The coastguard’s priority is to save human lives and while they will save animals if they are in difficulty, they can only really do this if conditions are favourable. They advise against owners trying to rescue dogs themselves, as this could put them at serious risk too.
In 2015, one woman walking her dogs along the edge of a Dorset beauty spot, plunged 100 feet over the cliff face. Miraculously, she survived the fall with only minor back injuries. However, she had been trying to save one of her dogs that had got into difficulty on the cliff edge.
High-energy dogs, such as hunting dogs, are often at greater risk of falling from cliff-top paths, especially if they are following a scent. Some dogs have a penchant for chasing birds, or rabbits, that spring unexpectedly from the undergrowth. However, this can often lead them quickly off a cliff edge. Potential injuries from falling from such treacherous heights vary from cuts and bruises to fractured limbs, punctured lungs and sometimes, death. The dangers of clifftops are a very real hazard to off-lead dogs.

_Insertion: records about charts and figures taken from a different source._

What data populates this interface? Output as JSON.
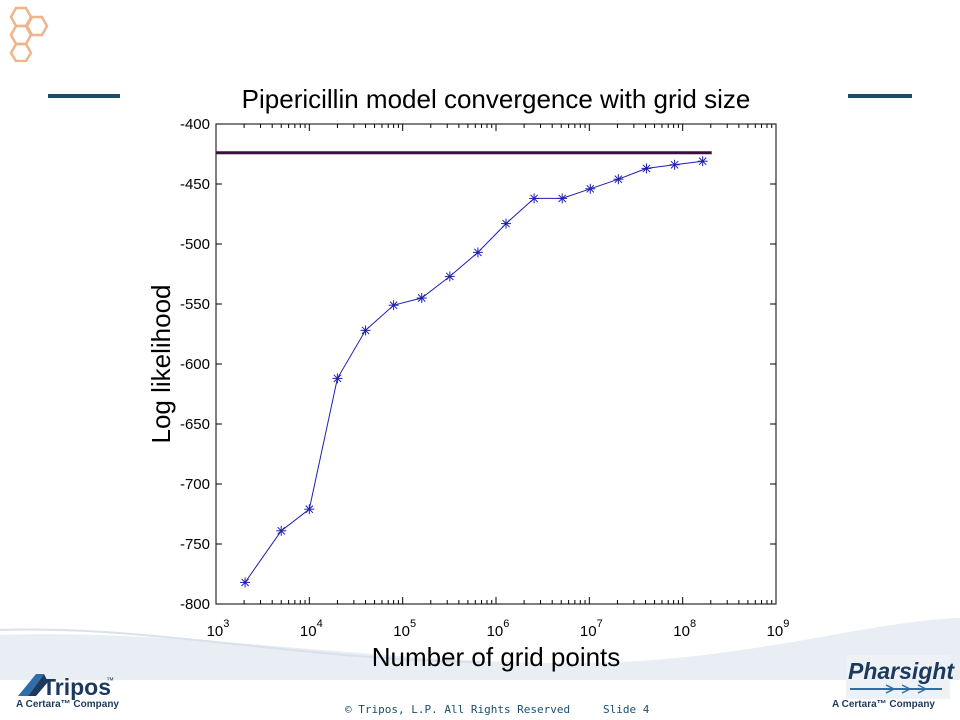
{
  "slide": {
    "copyright": "© Tripos, L.P. All Rights Reserved",
    "slide_number": "Slide 4",
    "colors": {
      "accent": "#1b4e6b",
      "hex": "#f0b38a",
      "swoosh": "#e8eef4"
    }
  },
  "logos": {
    "tripos": {
      "name": "Tripos",
      "tm": "™",
      "tagline": "A Certara™ Company"
    },
    "pharsight": {
      "name": "Pharsight",
      "tagline": "A Certara™ Company"
    }
  },
  "chart_data": {
    "type": "line",
    "title": "Pipericillin model convergence with grid size",
    "xlabel": "Number of grid points",
    "ylabel": "Log likelihood",
    "xscale": "log",
    "xlim": [
      1000,
      1000000000
    ],
    "ylim": [
      -800,
      -400
    ],
    "x_ticks": [
      {
        "base": "10",
        "exp": "3",
        "value": 1000
      },
      {
        "base": "10",
        "exp": "4",
        "value": 10000
      },
      {
        "base": "10",
        "exp": "5",
        "value": 100000
      },
      {
        "base": "10",
        "exp": "6",
        "value": 1000000
      },
      {
        "base": "10",
        "exp": "7",
        "value": 10000000
      },
      {
        "base": "10",
        "exp": "8",
        "value": 100000000
      },
      {
        "base": "10",
        "exp": "9",
        "value": 1000000000
      }
    ],
    "y_ticks": [
      "-400",
      "-450",
      "-500",
      "-550",
      "-600",
      "-650",
      "-700",
      "-750",
      "-800"
    ],
    "grid": false,
    "series": [
      {
        "marker": "asterisk",
        "color": "#1f1fb4",
        "x": [
          2048,
          5000,
          10000,
          20000,
          40000,
          80000,
          160000,
          320000,
          640000,
          1280000,
          2560000,
          5120000,
          10240000,
          20480000,
          40960000,
          81920000,
          163840000
        ],
        "y": [
          -782,
          -739,
          -721,
          -612,
          -572,
          -551,
          -545,
          -527,
          -507,
          -483,
          -462,
          -462,
          -454,
          -446,
          -437,
          -434,
          -431
        ]
      }
    ],
    "reference_line": {
      "y": -424,
      "x_start": 1000,
      "x_end": 204800000,
      "color": "#3a0f3f"
    }
  }
}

It is important to be aware of your surroundings, your dog’s behaviour and response levels. If in doubt, always put your dog on the lead when walking along coastal footpaths. Cliff gradients can be very deceptive and in wet weather, particularly, the edges of cliffs can become very unstable and slippery. It is also good to be considerate to other walkers when walking along narrow paths and make sure your dog does not cause others to lose their footing. The best place for your dog to run free is when you can safely get down onto the beach.
If you or your dog does get into difficulty, or you spot someone else in trouble, call 999 and ask for the coastguard.